Sunday, October 27, 2013
Strange and Wondrous: Prints of India from the Robert J. Del Bonta Collection
When: through January 5, 2014
This one room exhibit is a nice accompaniment to the yoga show, as it deals with art about India, specifically with Western impressions of India. The more global travel increased and the more Europeans and Americans were able to travel to India, the greater grew the interest in this country and its culture. Increased travel brought a greater knowledge of Indian culture, but also increased the opportunity for stereotyped views to proliferate.
Just as the final part of the yoga exhibit demonstrated, negative views of Indian religious figures were everywhere - they were depicted as tricksters, among other things.
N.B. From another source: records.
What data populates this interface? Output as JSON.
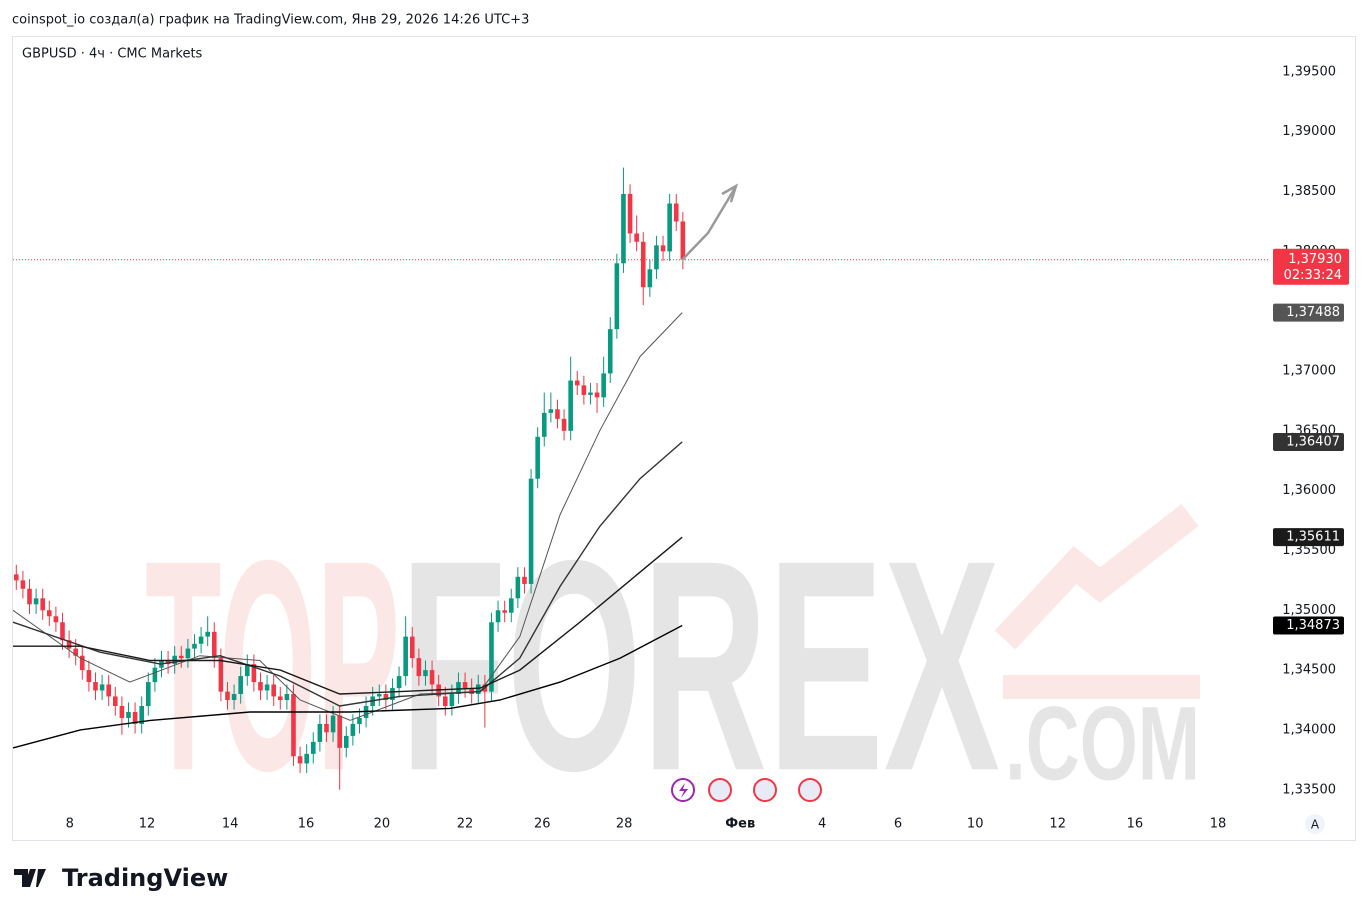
{
  "chart_data": {
    "type": "candlestick",
    "header": "coinspot_io создал(а) график на TradingView.com, Янв 29, 2026 14:26 UTC+3",
    "title": "GBPUSD · 4ч · CMC Markets",
    "logo": "TradingView",
    "auto_button": "A",
    "watermark": {
      "top": "TOP",
      "forex": "FOREX",
      "com": ".COM"
    },
    "ylim": [
      1.3308,
      1.398
    ],
    "yticks": [
      {
        "value": 1.395,
        "label": "1,39500"
      },
      {
        "value": 1.39,
        "label": "1,39000"
      },
      {
        "value": 1.385,
        "label": "1,38500"
      },
      {
        "value": 1.38,
        "label": "1,38000"
      },
      {
        "value": 1.375,
        "label": "1,37500"
      },
      {
        "value": 1.37,
        "label": "1,37000"
      },
      {
        "value": 1.365,
        "label": "1,36500"
      },
      {
        "value": 1.36,
        "label": "1,36000"
      },
      {
        "value": 1.355,
        "label": "1,35500"
      },
      {
        "value": 1.35,
        "label": "1,35000"
      },
      {
        "value": 1.345,
        "label": "1,34500"
      },
      {
        "value": 1.34,
        "label": "1,34000"
      },
      {
        "value": 1.335,
        "label": "1,33500"
      }
    ],
    "xlim": [
      0,
      193.5
    ],
    "xticks": [
      {
        "value": 8.6,
        "label": "8"
      },
      {
        "value": 20.3,
        "label": "12"
      },
      {
        "value": 32.9,
        "label": "14"
      },
      {
        "value": 44.4,
        "label": "16"
      },
      {
        "value": 55.9,
        "label": "20"
      },
      {
        "value": 68.5,
        "label": "22"
      },
      {
        "value": 80.2,
        "label": "26"
      },
      {
        "value": 92.6,
        "label": "28"
      },
      {
        "value": 110.2,
        "label": "Фев"
      },
      {
        "value": 122.6,
        "label": "4"
      },
      {
        "value": 134.1,
        "label": "6"
      },
      {
        "value": 145.8,
        "label": "10"
      },
      {
        "value": 158.3,
        "label": "12"
      },
      {
        "value": 170.0,
        "label": "16"
      },
      {
        "value": 182.6,
        "label": "18"
      }
    ],
    "up_color": "#089981",
    "down_color": "#f23645",
    "ohlc": [
      [
        1.353,
        1.3538,
        1.3517,
        1.3525
      ],
      [
        1.3525,
        1.3533,
        1.351,
        1.3518
      ],
      [
        1.3518,
        1.3526,
        1.3497,
        1.3505
      ],
      [
        1.3505,
        1.3518,
        1.3497,
        1.351
      ],
      [
        1.351,
        1.3518,
        1.3492,
        1.35
      ],
      [
        1.35,
        1.3508,
        1.3487,
        1.3495
      ],
      [
        1.3495,
        1.3503,
        1.3482,
        1.349
      ],
      [
        1.349,
        1.3498,
        1.3467,
        1.3475
      ],
      [
        1.3475,
        1.3483,
        1.346,
        1.3468
      ],
      [
        1.3468,
        1.3476,
        1.3454,
        1.3462
      ],
      [
        1.3462,
        1.347,
        1.3442,
        1.345
      ],
      [
        1.345,
        1.3458,
        1.3432,
        1.344
      ],
      [
        1.344,
        1.3448,
        1.3425,
        1.3433
      ],
      [
        1.3433,
        1.3446,
        1.3425,
        1.3438
      ],
      [
        1.3438,
        1.3446,
        1.342,
        1.3428
      ],
      [
        1.3428,
        1.3436,
        1.3412,
        1.342
      ],
      [
        1.342,
        1.3428,
        1.3396,
        1.341
      ],
      [
        1.341,
        1.3423,
        1.3402,
        1.3415
      ],
      [
        1.3415,
        1.3423,
        1.3397,
        1.3405
      ],
      [
        1.3405,
        1.3428,
        1.3397,
        1.342
      ],
      [
        1.342,
        1.3448,
        1.3412,
        1.344
      ],
      [
        1.344,
        1.346,
        1.3432,
        1.3452
      ],
      [
        1.3452,
        1.3466,
        1.3444,
        1.3458
      ],
      [
        1.3458,
        1.3466,
        1.3447,
        1.3455
      ],
      [
        1.3455,
        1.347,
        1.3447,
        1.3462
      ],
      [
        1.3462,
        1.347,
        1.3452,
        1.346
      ],
      [
        1.346,
        1.3476,
        1.3452,
        1.3468
      ],
      [
        1.3468,
        1.348,
        1.346,
        1.3472
      ],
      [
        1.3472,
        1.3486,
        1.3464,
        1.3478
      ],
      [
        1.3478,
        1.3495,
        1.347,
        1.3482
      ],
      [
        1.3482,
        1.349,
        1.3452,
        1.346
      ],
      [
        1.346,
        1.3468,
        1.3424,
        1.3432
      ],
      [
        1.3432,
        1.344,
        1.3417,
        1.3425
      ],
      [
        1.3425,
        1.3438,
        1.3417,
        1.343
      ],
      [
        1.343,
        1.3453,
        1.3422,
        1.3445
      ],
      [
        1.3445,
        1.3463,
        1.3437,
        1.3455
      ],
      [
        1.3455,
        1.3463,
        1.3432,
        1.344
      ],
      [
        1.344,
        1.3448,
        1.3425,
        1.3433
      ],
      [
        1.3433,
        1.3446,
        1.3425,
        1.3438
      ],
      [
        1.3438,
        1.3446,
        1.342,
        1.3428
      ],
      [
        1.3428,
        1.3436,
        1.3417,
        1.3425
      ],
      [
        1.3425,
        1.3438,
        1.3417,
        1.343
      ],
      [
        1.343,
        1.3438,
        1.337,
        1.3378
      ],
      [
        1.3378,
        1.3386,
        1.3364,
        1.3372
      ],
      [
        1.3372,
        1.3388,
        1.3364,
        1.338
      ],
      [
        1.338,
        1.3398,
        1.3372,
        1.339
      ],
      [
        1.339,
        1.3413,
        1.3382,
        1.3405
      ],
      [
        1.3405,
        1.3413,
        1.339,
        1.3398
      ],
      [
        1.3398,
        1.342,
        1.339,
        1.3412
      ],
      [
        1.3412,
        1.342,
        1.335,
        1.3385
      ],
      [
        1.3385,
        1.3403,
        1.3377,
        1.3395
      ],
      [
        1.3395,
        1.3413,
        1.3387,
        1.3405
      ],
      [
        1.3405,
        1.3418,
        1.3397,
        1.341
      ],
      [
        1.341,
        1.3428,
        1.3402,
        1.342
      ],
      [
        1.342,
        1.3436,
        1.3412,
        1.3428
      ],
      [
        1.3428,
        1.3438,
        1.342,
        1.343
      ],
      [
        1.343,
        1.3438,
        1.3417,
        1.3425
      ],
      [
        1.3425,
        1.3443,
        1.3417,
        1.3435
      ],
      [
        1.3435,
        1.3453,
        1.3427,
        1.3445
      ],
      [
        1.3445,
        1.3495,
        1.3437,
        1.3478
      ],
      [
        1.3478,
        1.3486,
        1.3452,
        1.346
      ],
      [
        1.346,
        1.3468,
        1.3437,
        1.3445
      ],
      [
        1.3445,
        1.3458,
        1.3437,
        1.345
      ],
      [
        1.345,
        1.3458,
        1.343,
        1.3438
      ],
      [
        1.3438,
        1.3446,
        1.342,
        1.3428
      ],
      [
        1.3428,
        1.3436,
        1.3412,
        1.342
      ],
      [
        1.342,
        1.3438,
        1.3412,
        1.343
      ],
      [
        1.343,
        1.3448,
        1.3422,
        1.344
      ],
      [
        1.344,
        1.3448,
        1.3427,
        1.3435
      ],
      [
        1.3435,
        1.3443,
        1.3422,
        1.343
      ],
      [
        1.343,
        1.3446,
        1.3422,
        1.3438
      ],
      [
        1.3438,
        1.3446,
        1.3402,
        1.3432
      ],
      [
        1.3432,
        1.3498,
        1.3424,
        1.349
      ],
      [
        1.349,
        1.3508,
        1.3482,
        1.35
      ],
      [
        1.35,
        1.3508,
        1.349,
        1.3498
      ],
      [
        1.3498,
        1.3518,
        1.349,
        1.351
      ],
      [
        1.351,
        1.3536,
        1.3502,
        1.3528
      ],
      [
        1.3528,
        1.3536,
        1.3514,
        1.3522
      ],
      [
        1.3522,
        1.3618,
        1.3514,
        1.361
      ],
      [
        1.361,
        1.3653,
        1.3602,
        1.3645
      ],
      [
        1.3645,
        1.3682,
        1.3637,
        1.3665
      ],
      [
        1.3665,
        1.3682,
        1.3657,
        1.3668
      ],
      [
        1.3668,
        1.3676,
        1.3652,
        1.366
      ],
      [
        1.366,
        1.3668,
        1.3642,
        1.365
      ],
      [
        1.365,
        1.3712,
        1.3642,
        1.3692
      ],
      [
        1.3692,
        1.37,
        1.368,
        1.3688
      ],
      [
        1.3688,
        1.3696,
        1.3672,
        1.368
      ],
      [
        1.368,
        1.369,
        1.3672,
        1.3682
      ],
      [
        1.3682,
        1.369,
        1.3665,
        1.3678
      ],
      [
        1.3678,
        1.3712,
        1.367,
        1.3698
      ],
      [
        1.3698,
        1.3745,
        1.369,
        1.3735
      ],
      [
        1.3735,
        1.3798,
        1.3727,
        1.379
      ],
      [
        1.379,
        1.387,
        1.3782,
        1.3848
      ],
      [
        1.3848,
        1.3856,
        1.3807,
        1.3815
      ],
      [
        1.3815,
        1.383,
        1.38,
        1.3808
      ],
      [
        1.3808,
        1.3816,
        1.3755,
        1.377
      ],
      [
        1.377,
        1.3793,
        1.3762,
        1.3785
      ],
      [
        1.3785,
        1.3813,
        1.3777,
        1.3805
      ],
      [
        1.3805,
        1.3813,
        1.3792,
        1.38
      ],
      [
        1.38,
        1.3848,
        1.3792,
        1.384
      ],
      [
        1.384,
        1.3848,
        1.3817,
        1.3825
      ],
      [
        1.3825,
        1.3833,
        1.3785,
        1.3793
      ]
    ],
    "series": [
      {
        "color": "#555555",
        "last_label": "1,37488",
        "x": [
          0,
          10.2,
          17.7,
          28.3,
          37.4,
          43.5,
          51.1,
          61.7,
          70.8,
          76.8,
          82.9,
          88.9,
          95,
          101.4
        ],
        "values": [
          1.35,
          1.346,
          1.344,
          1.3462,
          1.3458,
          1.3425,
          1.3408,
          1.343,
          1.3432,
          1.3478,
          1.358,
          1.365,
          1.3712,
          1.37488
        ]
      },
      {
        "color": "#333333",
        "last_label": "1,36407",
        "x": [
          0,
          13.2,
          22.3,
          31.4,
          40.5,
          49.5,
          58.6,
          70.8,
          76.8,
          82.9,
          88.9,
          95,
          101.4
        ],
        "values": [
          1.349,
          1.3465,
          1.3455,
          1.3462,
          1.3445,
          1.342,
          1.3428,
          1.3432,
          1.346,
          1.352,
          1.357,
          1.361,
          1.36407
        ]
      },
      {
        "color": "#1a1a1a",
        "last_label": "1,35611",
        "x": [
          0,
          10.2,
          20.8,
          31.4,
          40.5,
          49.5,
          58.6,
          70.8,
          76.8,
          85.9,
          93.5,
          101.4
        ],
        "values": [
          1.347,
          1.347,
          1.3458,
          1.3458,
          1.345,
          1.343,
          1.3432,
          1.3435,
          1.345,
          1.349,
          1.3525,
          1.35611
        ]
      },
      {
        "color": "#000000",
        "last_label": "1,34873",
        "x": [
          0,
          10.2,
          20.8,
          35.9,
          51.1,
          66.2,
          73.8,
          82.9,
          92,
          101.4
        ],
        "values": [
          1.3385,
          1.34,
          1.3408,
          1.3415,
          1.3415,
          1.3418,
          1.3425,
          1.344,
          1.346,
          1.34873
        ]
      }
    ],
    "price": {
      "value": 1.3793,
      "label": "1,37930",
      "timer": "02:33:24",
      "color": "#f23645"
    }
  }
}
Western observers didn't understand Indian religious practices, especially the aesthetics, who renounced society, and interpreted their actions through a Christian framework. These depictions began as early as 1675 and continued through the Victorian era.
For their part, Indians were unable to explain their culture or religious practices to Westerners, so the lack of understanding existed on both sides. Europeans and Americans tended to categorize Indians either as aesthetic saints or as criminals, with little middle ground. Eventually, they turned against the holy men, and viewed them with disgust, as vagabonds. Interestingly enough, this viewpoint came to the fore at the same time as they turned against vagrants in Britain itself. The British Raj also attempted to regulate religious ceremonies according to their own principles. All in all, a lack of understanding on both sides that fed on itself.
If you're thinking that the picture above is a Norman Rockwell, you're quite right. You can imagine my surprise to see this in a show about India. It was done during WWII and shows an American GI amazing a fakir with a rope trick of his own. This is one of the milder depictions of Indian holy men.
The show focuses on Western art about India, so I felt as if I wasn't learning much about India itself, but more about Western views of India.
Verdict: A nice addition to the yoga show - if you've got enough time, you could add this on to your visit.